Zika virus may be able to decrease growth and migration of NSCs during critical periods of fetal brain development through dysregulation of development pathways by ZIKV viral proteins. Two specific viral proteins identified as belonging to ZIKV impair NSC and NPC proliferation pathways important for neurogenesis: NS4A and NS4B (Xuan et al., 2018). The cell-signaling pathway PI3K-Akt-mTOR to induces brain overdevelopment if mutated, but if inhibited, causes underdevelopment of the brain and lead to fetal microcephaly (Xuan et al., 2018). In NSCs from second trimester human fetuses, NS4A and NS4B worked together to suppress the mTOR pathway, thereby inhibiting NSC growth (Xuan et al., 2018). Fetal mouse brains injected with ZIKV containing these viral proteins also demonstrated the downregulation of the expression of the protein doublecortin, a protein important for proliferation of NPCs (Liang Q et al., 2016). The downregulation of
neural cell proliferation through inhibition of important cellular pathways decreases neural tissue growth, and is correlated with increased cell apoptosis pathways.
Cell death is a large contributor to ZIKV-induced microcephaly, and there are several modalities by which apoptosis is increased in developing neural cells. TLR3, a gene highly expressed in early brain development pruning but which decreases as the NPC population differentiates and the brain matures, is increased by ZIKV, instead of decreasing (Dang et al., 2016). This induces a pro-apoptotic pathway in which genes and their associated proteins involved in downregulating NPC proliferation, growth, and migration are allowed to increase abnormal levels in the fetal brain. NTN1 is a gene severely downregulated by the upregulation of TLR3 (Dang et al., 2016). Without this gene, proteins responsible for neural cell death are upregulated, perhaps increasing the degeneration of NPCs in ZIKV infected fetal brains (Dang et al., 2016). In human stem cells differentiated into NPCs, ZIKV increases caspase-3 activation (Tang et al., 2016). Caspase-3 upregulation is attributed to higher levels of apoptosis and lower NPC populations (Tang et al., 2016). These processes of cell apoptosis promotion are another means by which ZIKV causes microcephaly.
ZIKV causes microcephaly in infants born to mothers infected with the virus.
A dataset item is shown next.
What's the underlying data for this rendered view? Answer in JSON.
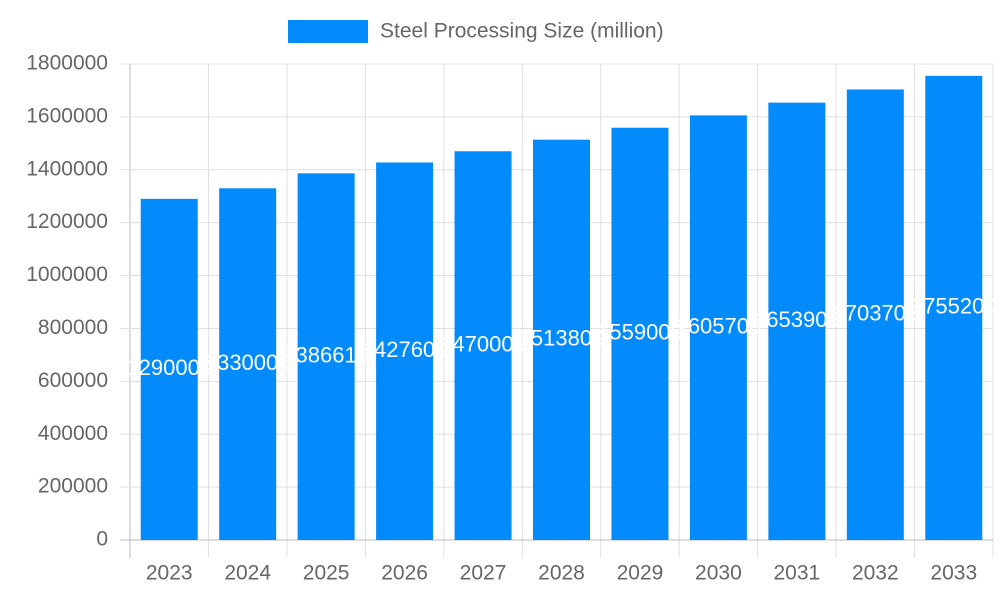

ZIKV is transmitted vertically to newborns and suppresses the fetal immune system response, allowing the virus to proliferate. Once at high viral levels, ZIKV changes processes of neural growth to actively depress neurogenesis. Through gene regulation and mitotic inhibition, ZIKV increases NPC apoptosis and decreases NPC migration, resulting in an overall inhibition of neurogenesis and fetal brain development. Together with immune system suppression and depressed brain development, ZIKV produces microcephaly in
infants. There is currently no vaccine for ZIKV, but research done to understand its connection with microcephaly will make it more of a possibility to procure one. Most adults who are infected with the virus are asymptomatic. Therefore, a prevention approach to vaccine development aiming to give protection to women living in infected areas planning to become pregnant is pertinent if cases of microcephaly are to decrease worldwide.